Nikodemus's recent post about a yet-to-be-released micro-benchmarking tool prompted me to talk about Perfpiece. I describe it as a tool for measuring the performance of Lisp code, not unlike the standard
CL:TIME and I wrote over two years ago to measure the performance of SBCL's garbage collector.
Here are its main features:
Lispy interface to PAPI (Performance Application Programming Interface). PAPI is a library that enables access modern CPU’s hardware counters. This allows us to measure several events such as processor cycles, cache misses, number of floating-point instructions, and almost two hundred other events. Perfpiece dynamically inspects the current platform’s supported events at runtime and enables the user to inspect this list and measure these events. We also use this library to measure real (wall-clock) time and user (virtual) time.
Support for other non-PAPI events such as the number of GC runs, CPU usage, and operating system resource usage (via the
Transparent support for multi-threaded programs. It includes a helper C library that when loaded through the POSIX
LD_PRELOADmechanism will preempt pthread creation/termination calls and allow for the individual measurement of events across threads created during a measurement session. This includes both Lisp threads as well as threads created by C code. This is rather limited at the moment; only real/user/cpu time is measured for new threads.
Segregation of measurements between mutator and GC.
Support for sampling. Perfpiece can repeat a given a measurement a number of times then calculate and report basic statistic analysis: minimums, maximums, geometric means, and standard deviations for each measured event.

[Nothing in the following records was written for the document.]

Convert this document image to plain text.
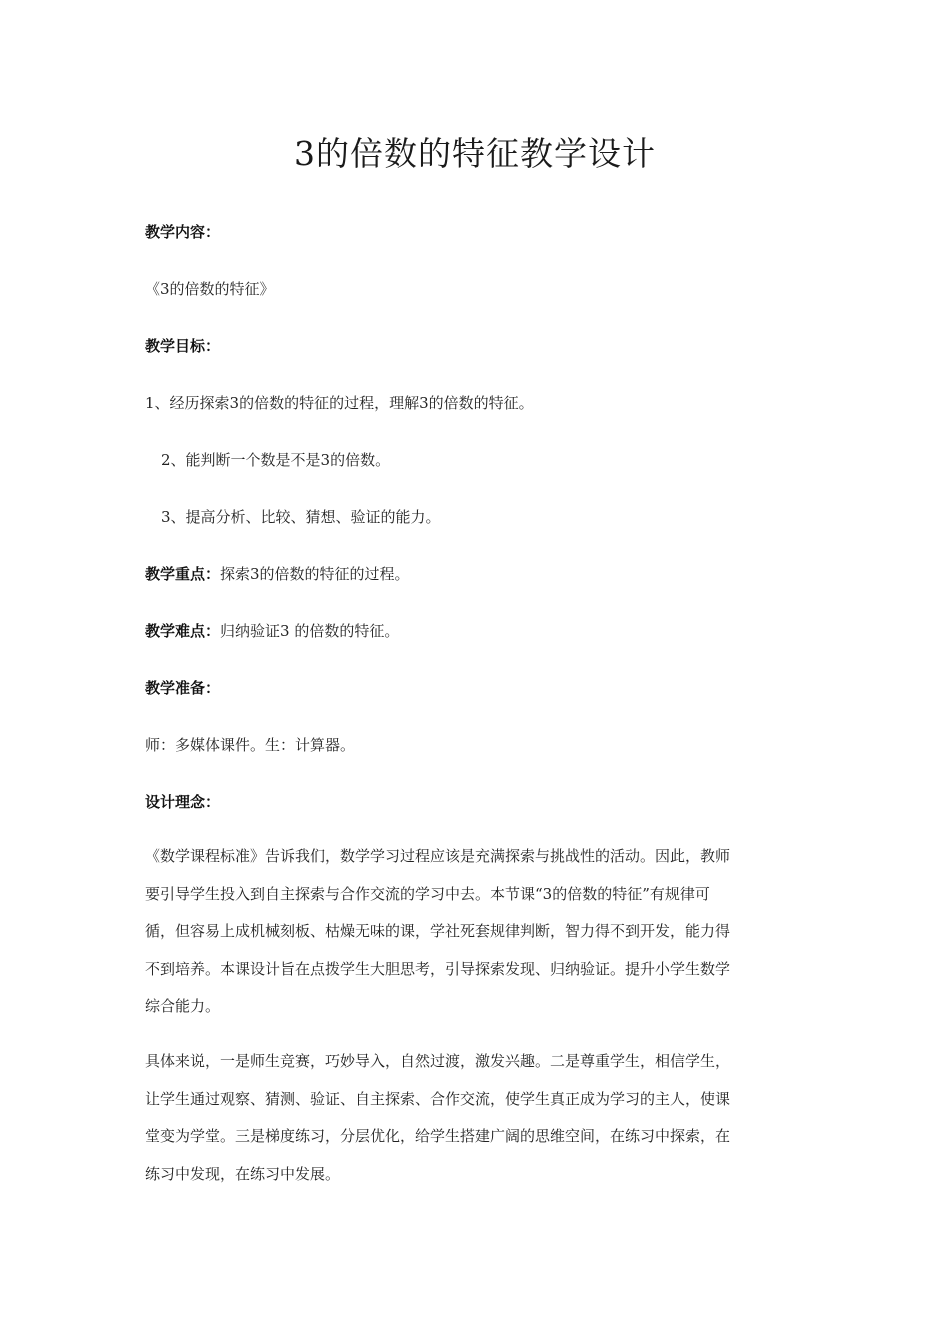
3的倍数的特征教学设计
教学内容：
《3的倍数的特征》
教学目标：
1、经历探索3的倍数的特征的过程，理解3的倍数的特征。
2、能判断一个数是不是3的倍数。
3、提高分析、比较、猜想、验证的能力。
教学重点：探索3的倍数的特征的过程。
教学难点：归纳验证3 的倍数的特征。
教学准备：
师：多媒体课件。生：计算器。
设计理念：
《数学课程标准》告诉我们，数学学习过程应该是充满探索与挑战性的活动。因此，教师
要引导学生投入到自主探索与合作交流的学习中去。本节课“3的倍数的特征”有规律可
循，但容易上成机械刻板、枯燥无味的课，学社死套规律判断，智力得不到开发，能力得
不到培养。本课设计旨在点拨学生大胆思考，引导探索发现、归纳验证。提升小学生数学
综合能力。
具体来说，一是师生竞赛，巧妙导入，自然过渡，激发兴趣。二是尊重学生，相信学生，
让学生通过观察、猜测、验证、自主探索、合作交流，使学生真正成为学习的主人，使课
堂变为学堂。三是梯度练习，分层优化，给学生搭建广阔的思维空间，在练习中探索，在
练习中发现，在练习中发展。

The simplest way to interact with this library is through the
ascertain macro, which works very much like
cl:time. The following example shows the default events measured for a very simple arithmetic form:
PERFPIECE> (ascertain (+ 1 1)) non-GC GC Total ──────────────────────────────────────────────────────────────────────────── Total cycles: 8,343 0 8,343 Instructions completed: 481 0 481 Level 2 data cache misses: 78 0 78 Level 2 instruction cache misses: 24 0 24 GC count: - - 0 Involuntary context-switches: 0 0 0 Voluntary context-switches: 1 0 1 Page faults: 0 0 0 Page reclaims: 6 0 6 System time: 0 0 0 CPU usage: 100.00% - 100.00% User time: 6.00 µs 0 6.00 µs Real time: 613 ns 0 613 ns 0 new threads were spawned 2 ; printed result of (+ 1 1)
Having loaded the helper library using
LD_PRELOAD, we can measure multi-threaded code:
PERFPIECE> (ascertain (loop repeat 2 do (sb-thread:join-thread (sb-thread:make-thread (lambda () (sleep 0.5))))) :events '(:real-time :user-time :cpu-usage)) non-GC GC Total ──────────────────────────────────────────────────────────────────────────── CPU usage: 0.02% - 0.02% User time: 206.00 µs 0 206.00 µs Real time: 1.335 s 0 1.335 s 2 new threads were spawned #0 real: 667.54 ms, user: 101.00 µs, cpu: 0.02% #1 real: 667.60 ms, user: 144.00 µs, cpu: 0.02%
The other main function is
sample. In the following example, we're measuring FP instructions, invoking some code 10 times, and aggregating measurements in several ways:
PERFPIECE> (sample (lambda () (* 2 pi)) :events '(:papi-fp-ins) :samples 10) [Floating point instructions] Min Max Mean Stddev ────────────────────────────────────────────────────────────────────────────── total: 35 36 35.60 ± 1.376% non-gc: 35 36 35.60 ± 1.376% gc-only: 0 0 0 ± 0.000%
sample's got a
:report keyword argument that you can use to get machine-readable results:
PERFPIECE> (sample (lambda () (* 2 pi)) :events '(:papi-fp-ins) :samples 10 :report nil) ((:PAPI-FP-INS :MIN (35 35 0) :MAX (38 38 0) :MEAN (184/5 184/5 0) :STDDEV (1.0770329 1.0770329 0.0)))
That's pretty much it. There is some SBCL-specific code, but it shouldn't be too hard to port to other implementations. Its use of PAPI could be made optional since that makes this library pretty much Linux-only otherwise. Patches are most welcome!